Evening at the Warbonnet and Other Plays
by Bruce King, 2007
The five plays in this collection by Bruce King offer a ride into an American Indian twilight zone that the author has been exploring for much of his career. The abnormal, often surreal settings of these plays provide a backdrop for his observations on the eternal struggle between good and evil and the challenge of living the proper Indian way. From the barbaric, drug-drenched trenches of Vietnam, to a supernaturally challenged Indian home on an Indian reservation, to the hip, familiar sounds and smells of an Indian bar located just this side of the other side, we hear the voice of a moralist who knows all too well how easy it is not to live up to the prescribed code because he himself has been there and done it all.
$18 paper; ISBN 978-0-935626-60-3
A noted playwright, screenplay writer, and artist, BRUCE KING’s work has been performed across the United States and in Canada. His plays have been staged primarily in Native American and Canadian Native communities, but also in New York at Café La Mama and the Westside MainStage. King is currently employed with the WarDancer Film Group, a production company. He previously taught theater and theater production at the Institute of American Indian Arts in Santa Fe.
In addition to directing several of his own plays, King has staged pieces for the Institute of American Indian Arts, the Santa Fe Performing Arts Academy, the Armory for the Arts, and the Native American Center for the Living Arts. He has also served as the artistic director of IAIA Players, Indian Time Theater, and the Echo-Hawk Theatre Ensemble. In recent years, King has worked extensively with Haskell Indian Nations University’s Thunderbird Theatre and Pat Melody’s drama program.

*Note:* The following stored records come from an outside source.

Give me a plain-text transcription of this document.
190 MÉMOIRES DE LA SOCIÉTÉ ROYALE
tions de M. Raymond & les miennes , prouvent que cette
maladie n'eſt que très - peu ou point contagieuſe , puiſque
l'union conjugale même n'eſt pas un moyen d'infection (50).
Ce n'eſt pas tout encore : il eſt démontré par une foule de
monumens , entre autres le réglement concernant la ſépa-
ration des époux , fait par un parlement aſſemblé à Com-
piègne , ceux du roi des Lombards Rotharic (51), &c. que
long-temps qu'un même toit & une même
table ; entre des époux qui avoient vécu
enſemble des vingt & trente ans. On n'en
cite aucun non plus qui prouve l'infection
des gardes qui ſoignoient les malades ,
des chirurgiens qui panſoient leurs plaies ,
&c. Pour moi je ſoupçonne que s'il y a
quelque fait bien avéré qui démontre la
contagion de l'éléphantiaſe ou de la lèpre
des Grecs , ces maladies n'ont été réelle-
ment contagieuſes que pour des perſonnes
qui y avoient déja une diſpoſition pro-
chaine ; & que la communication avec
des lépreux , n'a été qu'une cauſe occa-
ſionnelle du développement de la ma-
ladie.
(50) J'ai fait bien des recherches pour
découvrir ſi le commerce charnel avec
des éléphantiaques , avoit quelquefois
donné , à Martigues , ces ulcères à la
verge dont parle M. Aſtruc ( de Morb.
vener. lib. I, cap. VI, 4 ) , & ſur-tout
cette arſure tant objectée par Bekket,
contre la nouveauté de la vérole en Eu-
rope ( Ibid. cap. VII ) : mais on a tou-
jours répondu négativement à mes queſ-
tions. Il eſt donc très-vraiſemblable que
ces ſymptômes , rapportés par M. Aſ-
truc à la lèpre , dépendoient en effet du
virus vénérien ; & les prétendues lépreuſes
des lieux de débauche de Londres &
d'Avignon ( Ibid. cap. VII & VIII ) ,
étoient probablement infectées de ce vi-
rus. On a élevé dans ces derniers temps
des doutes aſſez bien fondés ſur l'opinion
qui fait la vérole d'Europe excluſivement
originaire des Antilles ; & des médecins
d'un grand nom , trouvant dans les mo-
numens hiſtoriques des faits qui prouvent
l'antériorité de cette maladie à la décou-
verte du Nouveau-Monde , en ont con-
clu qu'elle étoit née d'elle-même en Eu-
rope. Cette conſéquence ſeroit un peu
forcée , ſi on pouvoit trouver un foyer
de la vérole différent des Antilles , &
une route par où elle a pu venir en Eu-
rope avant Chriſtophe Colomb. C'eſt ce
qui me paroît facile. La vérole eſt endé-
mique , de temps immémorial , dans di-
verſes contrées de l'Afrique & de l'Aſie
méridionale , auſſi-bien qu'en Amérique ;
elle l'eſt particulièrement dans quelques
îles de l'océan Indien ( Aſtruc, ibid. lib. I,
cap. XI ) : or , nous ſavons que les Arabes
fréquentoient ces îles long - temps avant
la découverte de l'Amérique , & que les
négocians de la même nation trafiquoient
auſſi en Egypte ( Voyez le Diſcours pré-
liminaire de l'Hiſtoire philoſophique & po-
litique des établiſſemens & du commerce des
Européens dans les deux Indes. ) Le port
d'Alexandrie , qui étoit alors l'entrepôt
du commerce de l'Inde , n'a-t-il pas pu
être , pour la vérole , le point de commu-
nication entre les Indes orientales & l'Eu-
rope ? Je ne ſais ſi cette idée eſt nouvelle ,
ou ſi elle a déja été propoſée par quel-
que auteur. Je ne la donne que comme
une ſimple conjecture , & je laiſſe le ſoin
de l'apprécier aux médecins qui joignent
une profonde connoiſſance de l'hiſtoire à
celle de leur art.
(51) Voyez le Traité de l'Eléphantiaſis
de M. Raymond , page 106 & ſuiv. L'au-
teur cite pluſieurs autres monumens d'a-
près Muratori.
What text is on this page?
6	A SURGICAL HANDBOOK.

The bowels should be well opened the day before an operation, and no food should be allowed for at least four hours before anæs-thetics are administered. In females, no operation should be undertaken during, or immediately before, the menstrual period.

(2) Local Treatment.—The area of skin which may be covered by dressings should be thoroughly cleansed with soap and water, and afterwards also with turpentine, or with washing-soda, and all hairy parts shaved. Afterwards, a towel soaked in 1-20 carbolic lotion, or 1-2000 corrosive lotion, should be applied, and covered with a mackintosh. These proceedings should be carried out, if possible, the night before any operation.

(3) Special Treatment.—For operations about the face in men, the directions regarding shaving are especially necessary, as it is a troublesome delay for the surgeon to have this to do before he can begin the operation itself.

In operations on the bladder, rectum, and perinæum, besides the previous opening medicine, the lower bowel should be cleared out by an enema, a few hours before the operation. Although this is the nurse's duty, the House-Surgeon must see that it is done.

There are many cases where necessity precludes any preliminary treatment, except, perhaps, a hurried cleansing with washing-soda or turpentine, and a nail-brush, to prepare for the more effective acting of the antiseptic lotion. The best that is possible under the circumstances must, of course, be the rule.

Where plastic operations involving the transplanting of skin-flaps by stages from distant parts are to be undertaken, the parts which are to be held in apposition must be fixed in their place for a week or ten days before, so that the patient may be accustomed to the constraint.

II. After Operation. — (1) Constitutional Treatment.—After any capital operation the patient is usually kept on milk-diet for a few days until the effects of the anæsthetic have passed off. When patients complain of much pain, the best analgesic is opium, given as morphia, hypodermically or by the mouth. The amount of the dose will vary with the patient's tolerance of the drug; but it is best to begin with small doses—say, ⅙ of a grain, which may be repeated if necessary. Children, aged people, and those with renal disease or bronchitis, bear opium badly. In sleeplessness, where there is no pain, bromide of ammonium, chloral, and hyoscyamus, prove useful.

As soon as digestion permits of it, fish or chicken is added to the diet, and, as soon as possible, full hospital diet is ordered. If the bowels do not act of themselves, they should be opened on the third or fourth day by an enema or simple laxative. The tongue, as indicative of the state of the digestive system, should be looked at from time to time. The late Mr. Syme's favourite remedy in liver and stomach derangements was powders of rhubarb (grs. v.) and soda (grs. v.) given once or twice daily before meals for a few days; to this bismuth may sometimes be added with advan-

King is a veteran of the Vietnam War, having served three years in the United States Army. He attended Northwestern University, the University of Illinois, NAES College in Chicago, the Institute of American Indian Arts, and Santa Fe Community College. A Sundance Institute fellow, King is member of the Turtle Clan, Hodenausaunee-Oneida Nation, Oneida, Wisconsin, a nation of the Iroquois Confederacy.
HANAY GEIOGAMAH is a professor in the UCLA School of Theater, Film and Television and is the founding director of Project HOOP (Honoring Our Origins and People through Native Theater, Education, and Community Development).